The Morales government is effectively leaving the indigenous and peasant movements and the trade unions of the seceding provinces to face the fascist mobs unarmed, without any assistance of the state forces

Morales’ entire policy is to continue to offer negotiations to the Right and to call yet further referendums in the belief that democratic mandates will eventually win them or their supporters over. This is nonsense. Such delaying and evident weakness has encouraged their defiance, time and again. They have effectively declared a civil war against the popular majority. The only thing to do now is to win that civil war, to crush the Right and impose the reforms the masses have been calling for five years or more.

Given the mass support Morales has, it is correct, indeed essential, to demand that he acts against the secessionists. If he is driven to mobilise the army and the police against the Right, he must be supported, though in such mobilisations everything must be done to win over the rank and file soldiers to the side of the workers and peasants and to prevent sabotage and betrayal by the High Command. Above all, a central demand on Morales must be to arm the workers’ and peasants’ militias.

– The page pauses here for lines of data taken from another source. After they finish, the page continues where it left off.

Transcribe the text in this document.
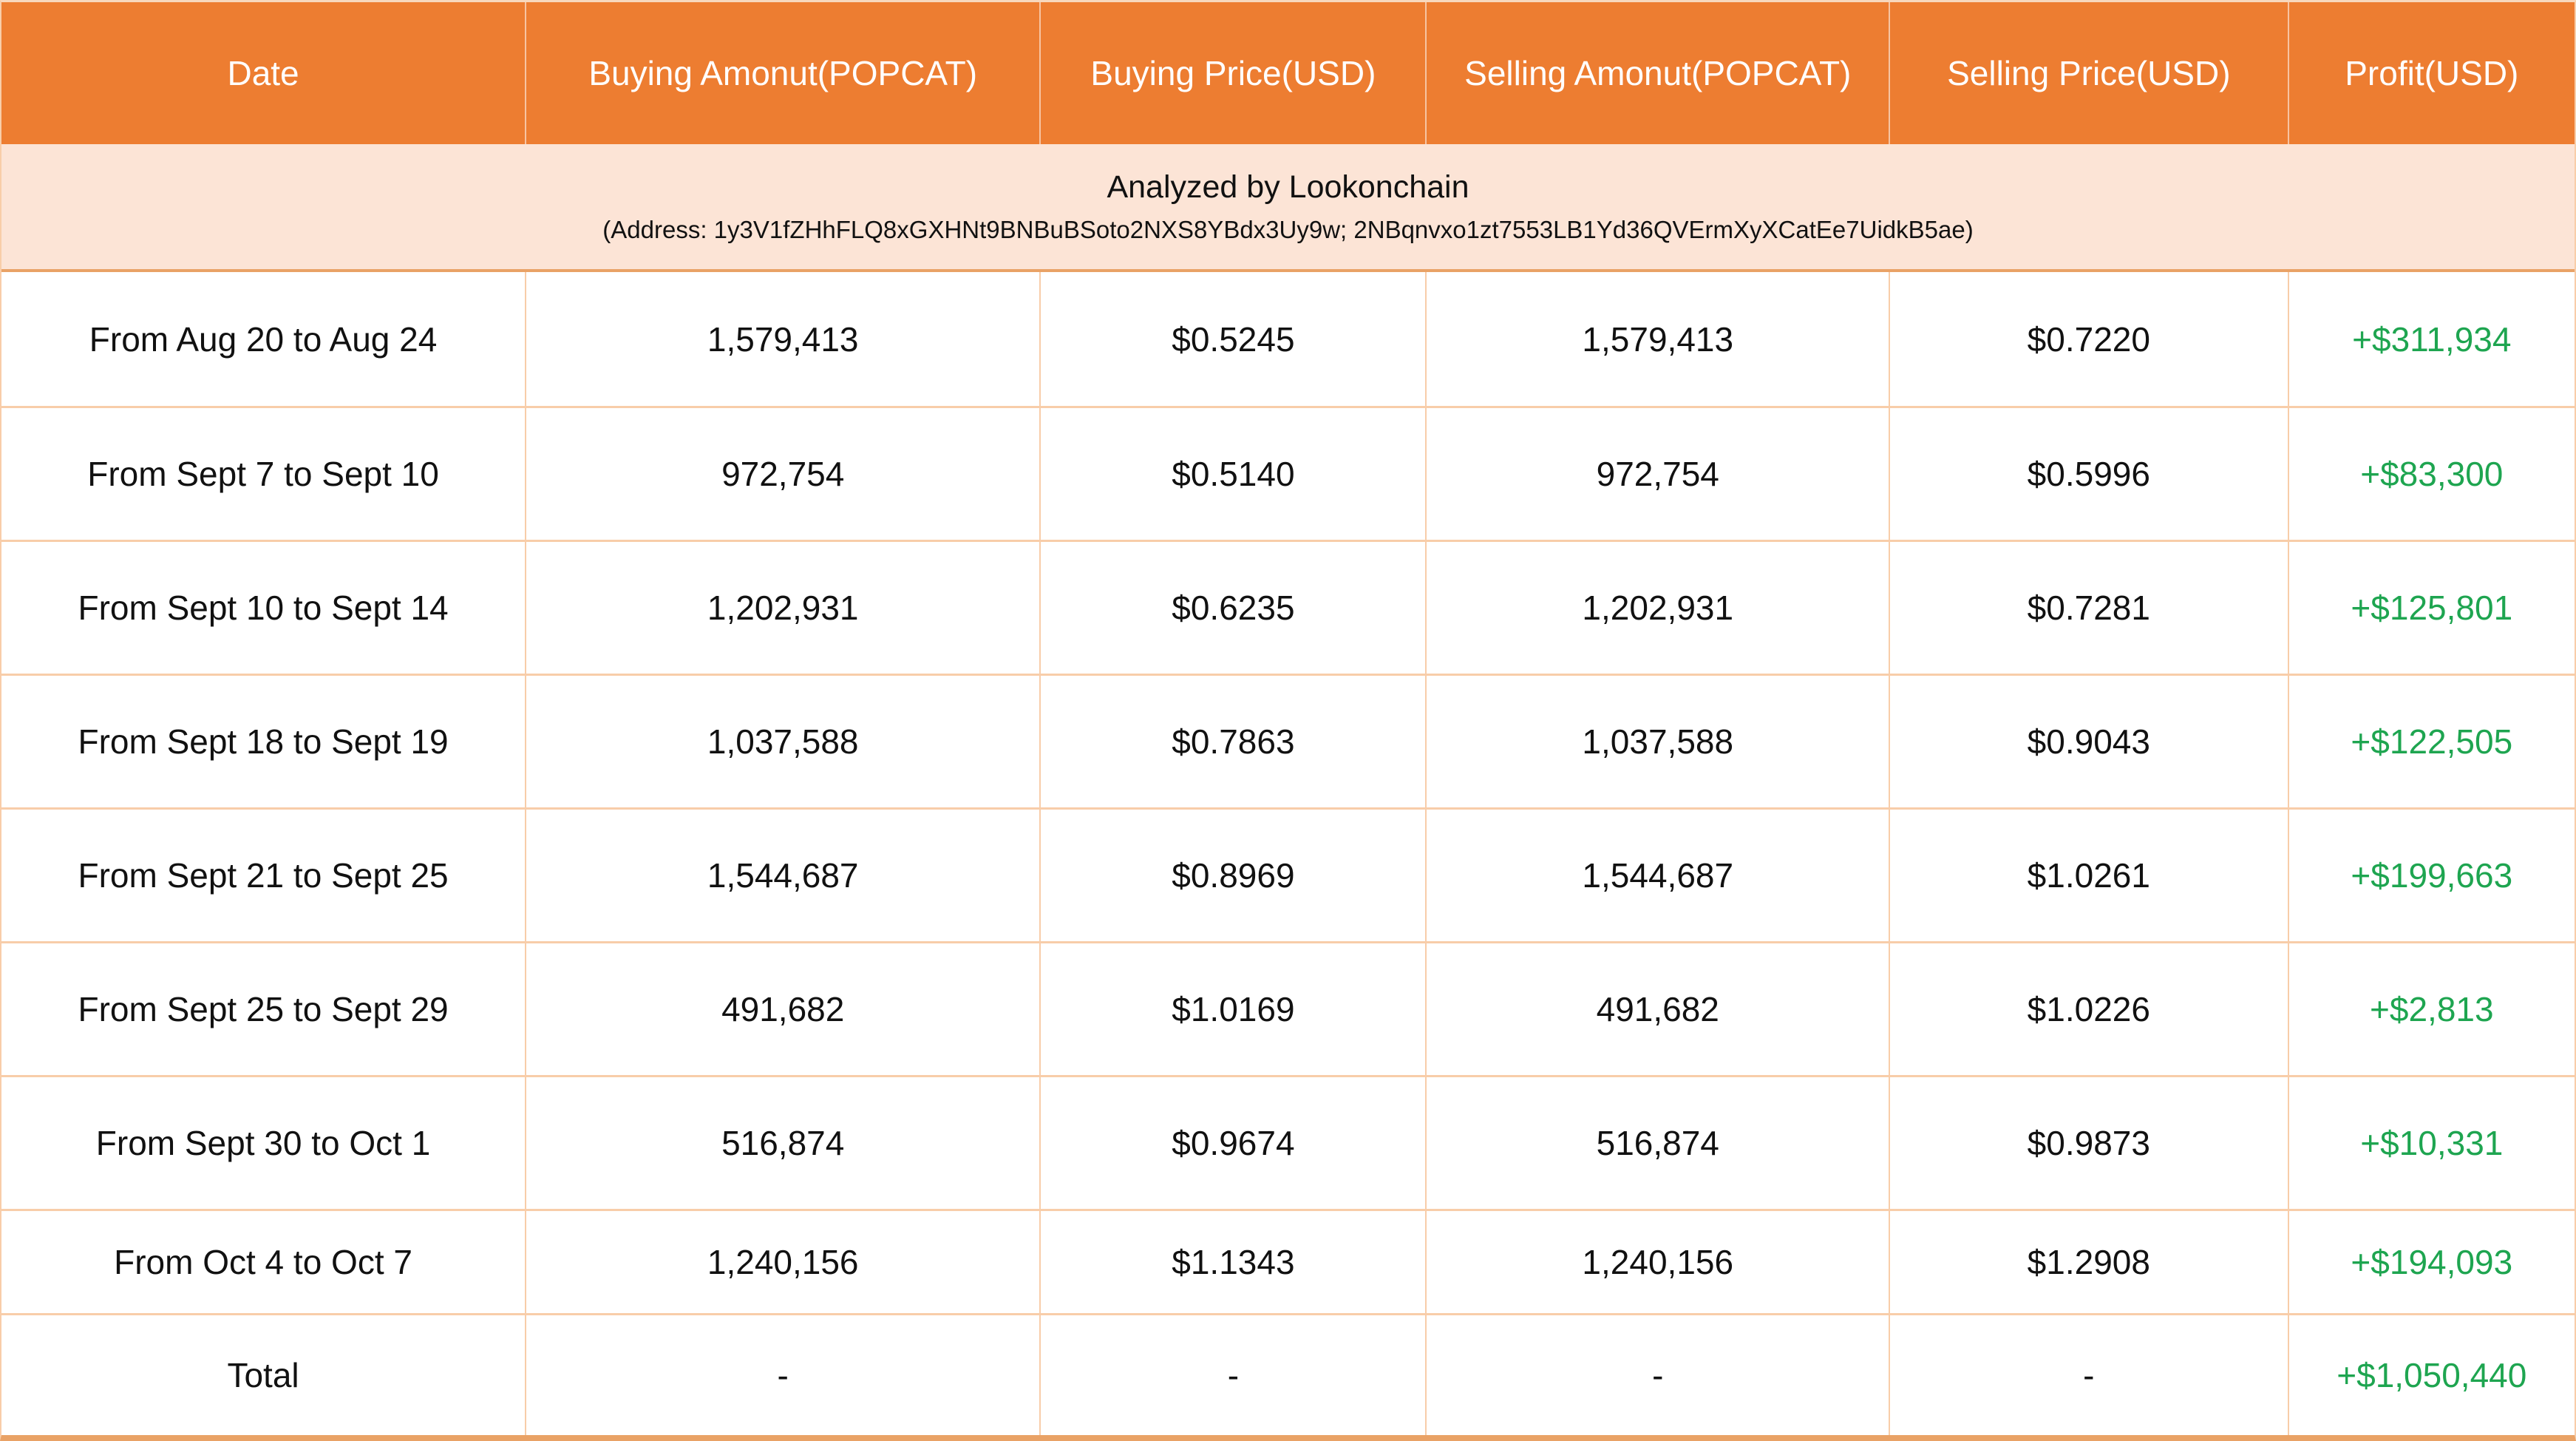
Date	Buying Amonut(POPCAT)	Buying Price(USD)	Selling Amonut(POPCAT)	Selling Price(USD)	Profit(USD)
Analyzed by Lookonchain
(Address: 1y3V1fZHhFLQ8xGXHNt9BNBuBSoto2NXS8YBdx3Uy9w; 2NBqnvxo1zt7553LB1Yd36QVErmXyXCatEe7UidkB5ae)
From Aug 20 to Aug 24	1,579,413	$0.5245	1,579,413	$0.7220	+$311,934
From Sept 7 to Sept 10	972,754	$0.5140	972,754	$0.5996	+$83,300
From Sept 10 to Sept 14	1,202,931	$0.6235	1,202,931	$0.7281	+$125,801
From Sept 18 to Sept 19	1,037,588	$0.7863	1,037,588	$0.9043	+$122,505
From Sept 21 to Sept 25	1,544,687	$0.8969	1,544,687	$1.0261	+$199,663
From Sept 25 to Sept 29	491,682	$1.0169	491,682	$1.0226	+$2,813
From Sept 30 to Oct 1	516,874	$0.9674	516,874	$0.9873	+$10,331
From Oct 4 to Oct 7	1,240,156	$1.1343	1,240,156	$1.2908	+$194,093
Total	-	-	-	-	+$1,050,440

But, though it is correct to make such calls on Morales, it would be the height of folly to depend upon him. The mass organisations of the Bolivian workers, peasants, and the indigenous communities must take the lead themselves. They must create an alternative leadership, answerable to the masses.In Santa Cruz, there have been calls in the Plan 3000 neighbourhood to start to organise the response of the masses against the fascist gangs of the UJC. The COB (Central Obrera Boliviana- the union federation) and the departmental union bodies, the CODs, the Miners’ union the FSTMB, the factory workers’ and teachers’ unions, the community councils like the Fejuve of El Alto, all need to take a lead in calling a cabildo abierto (mass assembly). They in turn should elect committees or councils of delegates made up of the most trusted and bold fighters, men and women, to plan and direct the movement against the Right.At the top of their agenda should be the formation or strengthening of mass militias and obtaining supplies of weapons by approaching the army barracks and police stations with requests to rank and file soldiers and NCOs to help them to defend the people and to crush the secessionists. The soldiers themselves should be encouraged to hold mass meetings, elect committees and exercise surveillance over the actions of their officers and commanders. The armed forces need to be sent to the relief of the embattled popular forces in the secessionist provinces and cities.

Beyond the response to the present crisis it is, above all, urgent that the working class and poor peasant forces, particularly the vanguard militants of the unions, come to together and unite in what they have frequently discussed, a “political instrument.” Indeed, to avoid all doublespeak or evasion, it must be a revolutionary political party. Morales and the MAS, who are left populists at best, will never take the power and the property away from the oligarchy.

Even if the mass mobilisations succeed in crush the secessionists today, Morales in the name of democracy will preserve the core of their property and protect their state and its high command, the Senate, High Court, its bureaucracy etc. What is needed is a democracy superior to any capitalist republic, a workers and poor peasants’ democracy. But such a democracy will have to act as a dictatorship against the exploiters until their resistance is finally broken  the dictatorship of the proletariat.